Q:How to hook up a Solar Panel To a single outlet?
That panel you reference puts out about 20W. @ 8V of DC. You can't wire that to a standard 20V outlet without a battery/inverter unit. Even then, you don't get a useful amount of power. In a full day you would collect enough energy to run a small TV for about an hour.
Q:what can i do with a calculator solar panel?
All stable suggestions, yet you like 2 AA cells to keep the skill from the image voltaic panel to coach at ineffective night. The calculator probable has 2 or 3 rechargeable button cells. I somewhat have chanced on that non rechargeable Energizer or Duracell alkaline AA cells artwork sensible in those exterior/exterior LED lighting fixtures furniture furniture, so as which you would be waiting to recharge between short heating classes with an incandescent or a LED a lot longer. it is going to take distinctive days to recharge a pair of rundown AA with one calculator panel, so as which you will desire to decide utilising 2 or extra beneficial panels (in sequence if the calculator in simple words has one button cellular). 2 photograph voltaic panels in sequence from exterior LED lighting fixtures furniture furniture, could desire to recharge your AA cells in some hours of staggering photograph voltaic. I somewhat have 2 exterior lighting fixtures furniture furniture I keep charged via putting them the incorrect way up (without the stake and, defuser globe) on appropriate of CFL bulbs, one in each and every of that's 0 watts = forty watt equivalent. Neil
Q:Can I plug a solar panel into a wall socket to lower my electric bill?

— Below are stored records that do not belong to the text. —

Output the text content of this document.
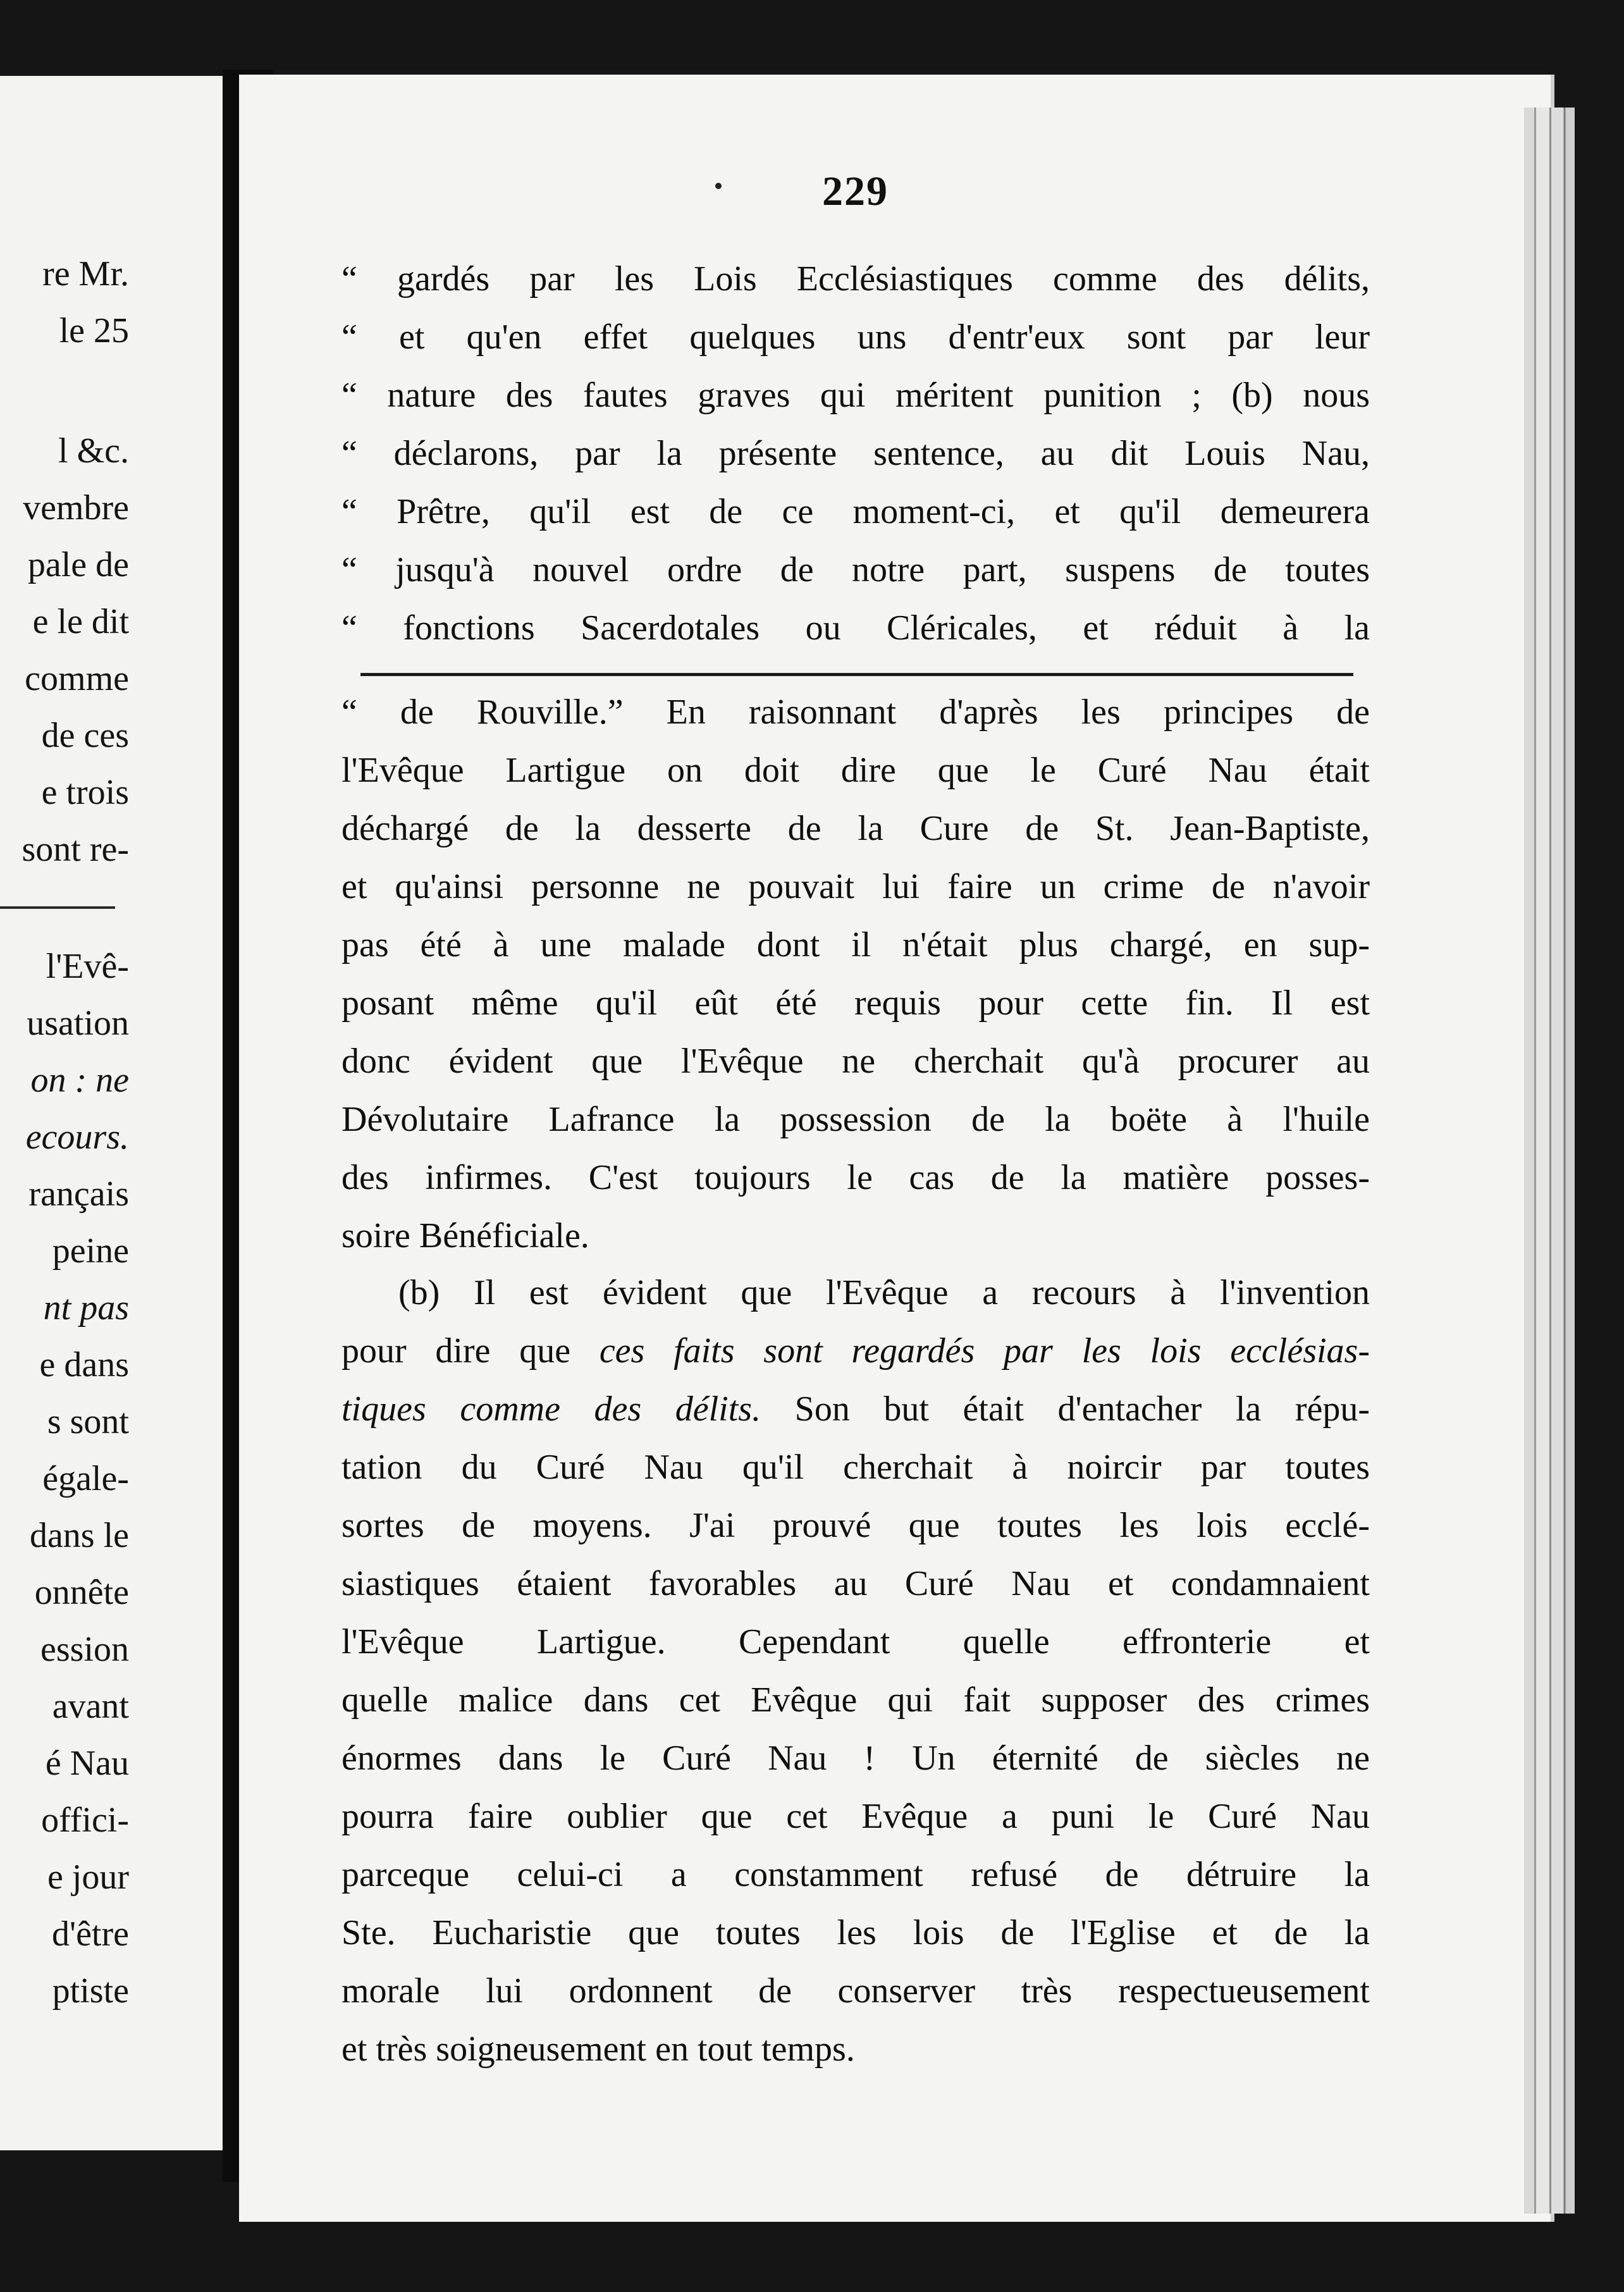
re Mr.
le 25
l &c.
vembre
pale de
e le dit
comme
de ces
e trois
sont re-
l'Evê-
usation
on : ne
ecours.
rançais
peine
nt pas
e dans
s sont
égale-
dans le
onnête
ession
avant
é Nau
offici-
e jour
d'être
ptiste
229
“ gardés par les Lois Ecclésiastiques comme des délits,
“ et qu'en effet quelques uns d'entr'eux sont par leur
“ nature des fautes graves qui méritent punition ; (b) nous
“ déclarons, par la présente sentence, au dit Louis Nau,
“ Prêtre, qu'il est de ce moment-ci, et qu'il demeurera
“ jusqu'à nouvel ordre de notre part, suspens de toutes
“ fonctions Sacerdotales ou Cléricales, et réduit à la
“ de Rouville.” En raisonnant d'après les principes de
l'Evêque Lartigue on doit dire que le Curé Nau était
déchargé de la desserte de la Cure de St. Jean-Baptiste,
et qu'ainsi personne ne pouvait lui faire un crime de n'avoir
pas été à une malade dont il n'était plus chargé, en sup-
posant même qu'il eût été requis pour cette fin. Il est
donc évident que l'Evêque ne cherchait qu'à procurer au
Dévolutaire Lafrance la possession de la boëte à l'huile
des infirmes. C'est toujours le cas de la matière posses-
soire Bénéficiale.
(b) Il est évident que l'Evêque a recours à l'invention
pour dire que ces faits sont regardés par les lois ecclésias-
tiques comme des délits. Son but était d'entacher la répu-
tation du Curé Nau qu'il cherchait à noircir par toutes
sortes de moyens. J'ai prouvé que toutes les lois ecclé-
siastiques étaient favorables au Curé Nau et condamnaient
l'Evêque Lartigue. Cependant quelle effronterie et
quelle malice dans cet Evêque qui fait supposer des crimes
énormes dans le Curé Nau ! Un éternité de siècles ne
pourra faire oublier que cet Evêque a puni le Curé Nau
parceque celui-ci a constamment refusé de détruire la
Ste. Eucharistie que toutes les lois de l'Eglise et de la
morale lui ordonnent de conserver très respectueusement
et très soigneusement en tout temps.
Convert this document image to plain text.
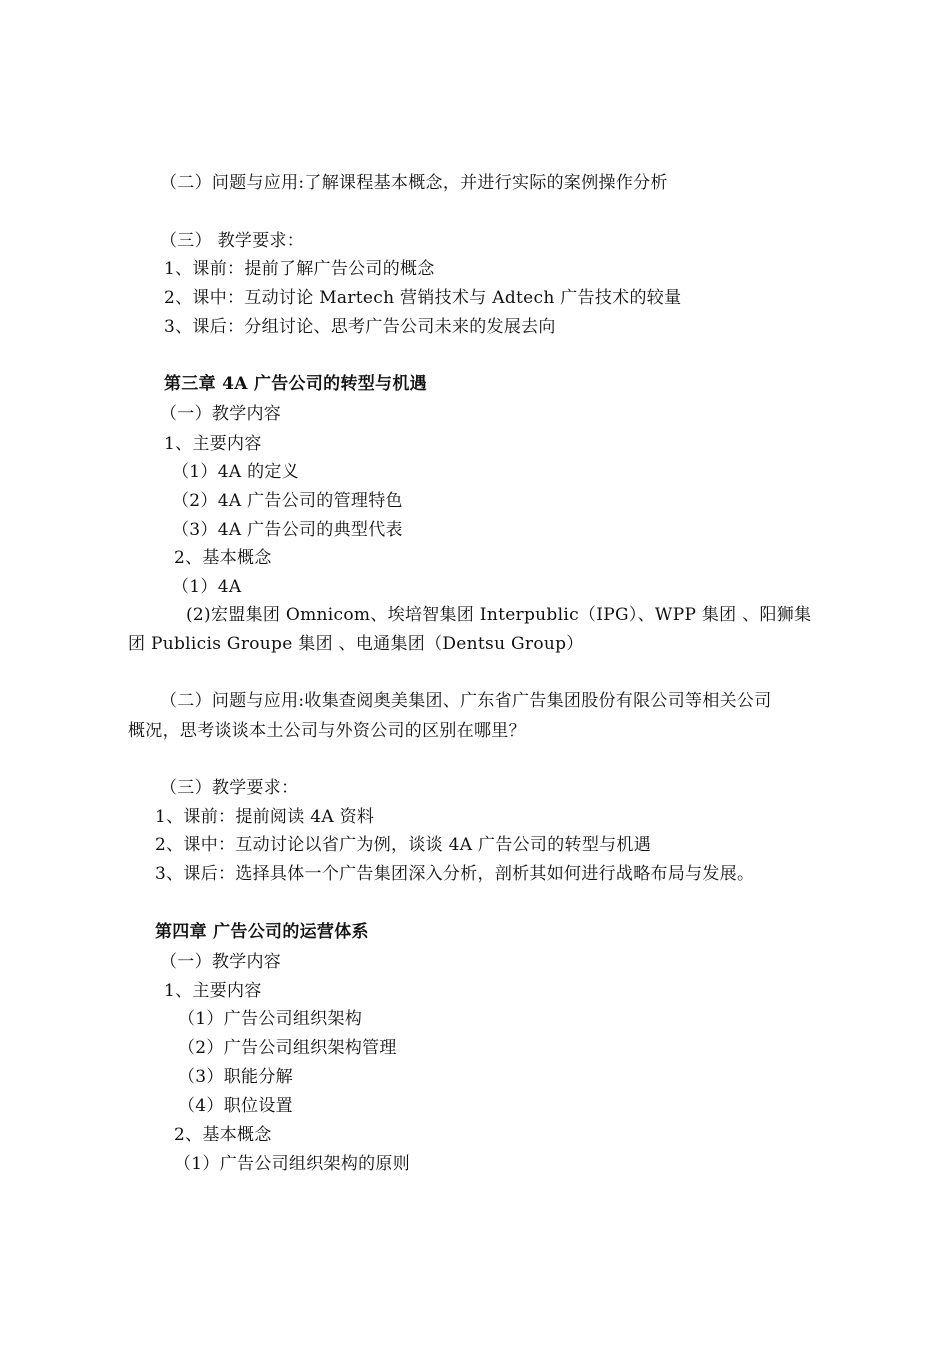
（二）问题与应用:了解课程基本概念，并进行实际的案例操作分析
（三） 教学要求：
1、课前：提前了解广告公司的概念
2、课中：互动讨论 Martech 营销技术与 Adtech 广告技术的较量
3、课后：分组讨论、思考广告公司未来的发展去向
第三章 4A 广告公司的转型与机遇
（一）教学内容
1、主要内容
（1）4A 的定义
（2）4A 广告公司的管理特色
（3）4A 广告公司的典型代表
2、基本概念
（1）4A
(2)宏盟集团 Omnicom、埃培智集团 Interpublic（IPG）、WPP 集团 、阳狮集
团 Publicis Groupe 集团 、电通集团（Dentsu Group）
（二）问题与应用:收集查阅奥美集团、广东省广告集团股份有限公司等相关公司
概况，思考谈谈本土公司与外资公司的区别在哪里？
（三）教学要求：
1、课前：提前阅读 4A 资料
2、课中：互动讨论以省广为例，谈谈 4A 广告公司的转型与机遇
3、课后：选择具体一个广告集团深入分析，剖析其如何进行战略布局与发展。
第四章 广告公司的运营体系
（一）教学内容
1、主要内容
（1）广告公司组织架构
（2）广告公司组织架构管理
（3）职能分解
（4）职位设置
2、基本概念
（1）广告公司组织架构的原则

The other responders have given partial information. The electricity in your house is 20 volts AC and the solar panel will produce DC voltage. If you plugged in the solar panel into the wall, the solar panel would be destroyed, possibly with disastrous results. If you connected the solar panel to a DC to AC inverter, there are also dangers. The solar panel unless very large will not produce enough power to make a lot of AC, for every amp of 20 volt AC, you require more than 0 Amps of DC voltage. So most small solar panels are used to trickle charge a 2 volt battery used in backup situation. The problem is that the house AC and the inverter AC have to be exactly in phase or again you have disastrous results. If they are exactly 80 degrees out of phase, the wires now are carrying 240 volts and you will burn out the inverter, and possibly cause a fire. There are systems that will synchronize an inverter to commercial power so that you can feed the power back to the grid, but these are more complicated. If you want to use the battery and solar panel to run some lights during power failures, then you can connect the light to the common terminals of a switch, but the switch must be a break before make switch, which means that when you throw the switch the common is disconnected from the one source before it is connected to another source. Most AC switches will do this, but make sure.